RETURN FILING REQUIREMENTS
ANNUAL RETURN
Every private limited company in Bangladesh is required to submit an annual return to the Registrar of Joint Stock Companies and Firms (RJSC). This return must be filed following the Annual General Meeting (AGM), which should be held within 18 months from the date of the company’s incorporation. Subsequently, no more than 15 months may elapse between one AGM and the next. The annual return includes Schedule X, which contains a summary of share capital and lists of shareholders and directors. This must be submitted within 21 days of the AGM. Additionally, the company must file its balance sheet and profit & loss account within 30 days of the AGM.
REGULAR RETURN
In the event of any changes within the company, such as alterations in the board of directors, the shareholder structure, or other significant amendments, a regular return must be filed. This return should be submitted to the RJSC within a specified period to ensure that the company’s records are up-to-date. The forms required for such filings include Form III for notices of consolidation, division, subdivision, or conversion into stock of shares, which must be filed within 15 days of the change. Changes to the registered office must be reported using Form VI within 28 days of the change.
ADDITIONAL FILING REQUIREMENTS
Private limited companies are also obligated to file various other documents depending on specific circumstances:
- Form IX, regarding the consent of directors to act, must be submitted within 30 days of appointment.
- Form XV, concerning the return of allotment, should be filed within 60 days of allotment.
- For any mortgages or charges created or modified, Form XVIII and Form XIX must be filed within 21 days of the creation or modification.
These requirements ensure that the RJSC has all the necessary information to maintain accurate and current records of all registered companies in Bangladesh.
CONCLUSION
Throughout the detailed journey of establishing a private limited company in Bangladesh, we have navigated the intricate landscape of pre-registration criteria, the pivotal role of the Registrar of Joint Stock Companies and Firms (RJSC), and the crucial steps for achieving a successful registration. The structured step-by-step guide underscores not only the importance of meticulous planning and adherence to legal requirements but also highlights the significance of understanding the nuanced roles of directors, shareholders, and the criticality of capital requirements. This comprehensive exploration empowers entrepreneurs with the essential knowledge to embark on their business ventures with confidence and legal acumen.

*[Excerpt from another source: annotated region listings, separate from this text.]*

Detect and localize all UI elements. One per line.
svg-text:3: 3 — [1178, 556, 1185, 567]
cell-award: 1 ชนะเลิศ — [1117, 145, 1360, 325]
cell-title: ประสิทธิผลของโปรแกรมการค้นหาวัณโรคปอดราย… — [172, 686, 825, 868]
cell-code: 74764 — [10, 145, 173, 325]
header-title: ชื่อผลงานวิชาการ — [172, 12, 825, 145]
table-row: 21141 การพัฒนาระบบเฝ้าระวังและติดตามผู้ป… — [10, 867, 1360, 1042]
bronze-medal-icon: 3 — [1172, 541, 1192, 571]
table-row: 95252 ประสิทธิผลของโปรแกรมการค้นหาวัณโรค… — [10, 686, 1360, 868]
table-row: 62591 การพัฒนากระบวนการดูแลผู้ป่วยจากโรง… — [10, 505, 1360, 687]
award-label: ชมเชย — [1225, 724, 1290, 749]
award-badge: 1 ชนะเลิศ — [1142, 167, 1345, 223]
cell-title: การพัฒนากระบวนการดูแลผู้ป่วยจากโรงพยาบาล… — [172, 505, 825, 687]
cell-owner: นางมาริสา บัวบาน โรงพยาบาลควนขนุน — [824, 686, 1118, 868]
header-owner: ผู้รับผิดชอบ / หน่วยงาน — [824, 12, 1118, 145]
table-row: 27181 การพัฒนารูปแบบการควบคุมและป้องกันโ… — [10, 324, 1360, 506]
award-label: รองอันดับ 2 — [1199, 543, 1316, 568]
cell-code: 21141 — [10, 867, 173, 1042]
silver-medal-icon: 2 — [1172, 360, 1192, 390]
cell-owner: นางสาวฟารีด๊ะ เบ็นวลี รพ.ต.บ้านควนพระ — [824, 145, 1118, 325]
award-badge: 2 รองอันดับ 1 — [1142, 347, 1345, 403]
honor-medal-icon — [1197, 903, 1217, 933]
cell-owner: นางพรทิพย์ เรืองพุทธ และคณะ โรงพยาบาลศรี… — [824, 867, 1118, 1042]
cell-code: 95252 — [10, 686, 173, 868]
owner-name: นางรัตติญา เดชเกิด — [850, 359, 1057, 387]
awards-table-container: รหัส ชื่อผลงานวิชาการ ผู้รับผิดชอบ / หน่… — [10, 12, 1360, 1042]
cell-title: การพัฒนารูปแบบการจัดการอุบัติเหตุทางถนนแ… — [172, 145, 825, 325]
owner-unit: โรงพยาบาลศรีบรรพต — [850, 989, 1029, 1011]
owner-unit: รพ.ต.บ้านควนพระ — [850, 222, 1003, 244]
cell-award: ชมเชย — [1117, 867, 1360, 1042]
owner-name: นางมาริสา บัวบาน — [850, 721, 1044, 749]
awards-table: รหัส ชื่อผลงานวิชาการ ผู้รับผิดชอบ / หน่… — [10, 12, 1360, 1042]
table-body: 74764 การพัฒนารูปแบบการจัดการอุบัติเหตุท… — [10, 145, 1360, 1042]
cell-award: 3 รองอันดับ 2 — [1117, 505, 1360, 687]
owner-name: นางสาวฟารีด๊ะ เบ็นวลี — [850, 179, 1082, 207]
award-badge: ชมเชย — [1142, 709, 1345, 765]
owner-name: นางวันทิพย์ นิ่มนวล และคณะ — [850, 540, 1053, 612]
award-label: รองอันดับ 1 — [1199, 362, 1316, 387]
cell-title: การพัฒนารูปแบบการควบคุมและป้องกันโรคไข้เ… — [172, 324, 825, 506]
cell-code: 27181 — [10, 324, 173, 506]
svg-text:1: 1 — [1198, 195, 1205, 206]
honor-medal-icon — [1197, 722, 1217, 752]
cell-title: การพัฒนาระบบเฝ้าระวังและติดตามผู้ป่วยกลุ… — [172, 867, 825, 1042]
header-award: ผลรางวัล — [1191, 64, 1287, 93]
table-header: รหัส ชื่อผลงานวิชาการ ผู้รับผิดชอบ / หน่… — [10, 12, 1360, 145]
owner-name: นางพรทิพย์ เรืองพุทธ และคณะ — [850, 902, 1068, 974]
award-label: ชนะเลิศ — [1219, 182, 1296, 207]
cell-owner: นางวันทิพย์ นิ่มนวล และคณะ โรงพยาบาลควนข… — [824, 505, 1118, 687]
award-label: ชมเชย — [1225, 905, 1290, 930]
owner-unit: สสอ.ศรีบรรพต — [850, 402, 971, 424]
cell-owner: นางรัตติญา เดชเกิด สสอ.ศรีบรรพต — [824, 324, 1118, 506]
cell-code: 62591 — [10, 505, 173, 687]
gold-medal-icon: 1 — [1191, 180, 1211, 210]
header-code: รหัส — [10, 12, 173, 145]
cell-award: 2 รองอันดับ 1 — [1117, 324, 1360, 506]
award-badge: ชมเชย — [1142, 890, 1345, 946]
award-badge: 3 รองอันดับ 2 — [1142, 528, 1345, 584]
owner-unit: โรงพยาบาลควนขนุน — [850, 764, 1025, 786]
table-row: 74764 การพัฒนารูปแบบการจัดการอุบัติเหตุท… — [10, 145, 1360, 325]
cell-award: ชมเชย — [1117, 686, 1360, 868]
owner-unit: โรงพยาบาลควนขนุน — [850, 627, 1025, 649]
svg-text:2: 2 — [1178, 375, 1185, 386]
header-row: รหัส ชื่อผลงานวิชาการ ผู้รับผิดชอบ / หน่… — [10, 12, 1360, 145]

CHECKLIST FOR PRIVATE LIMITED COMPANY REGISTRATION IN BANGLADESH.
- National ID / Passport
- Photo (Passport Size)
- Contact Number
- Email Address
- Present Address
- Permanent Address
- Share Percentage
- Father’s Name
- Mother’s Name
- Company’s proposed name.
- Company’s Authorized Capital.
- Company’s Paid-up Capital.
- Nature of Business of the Proposed Company in Details.
- Registered Address of the Proposed Company.
- Above Mentioned Information (Serial No. 1 to 9) of Each Director.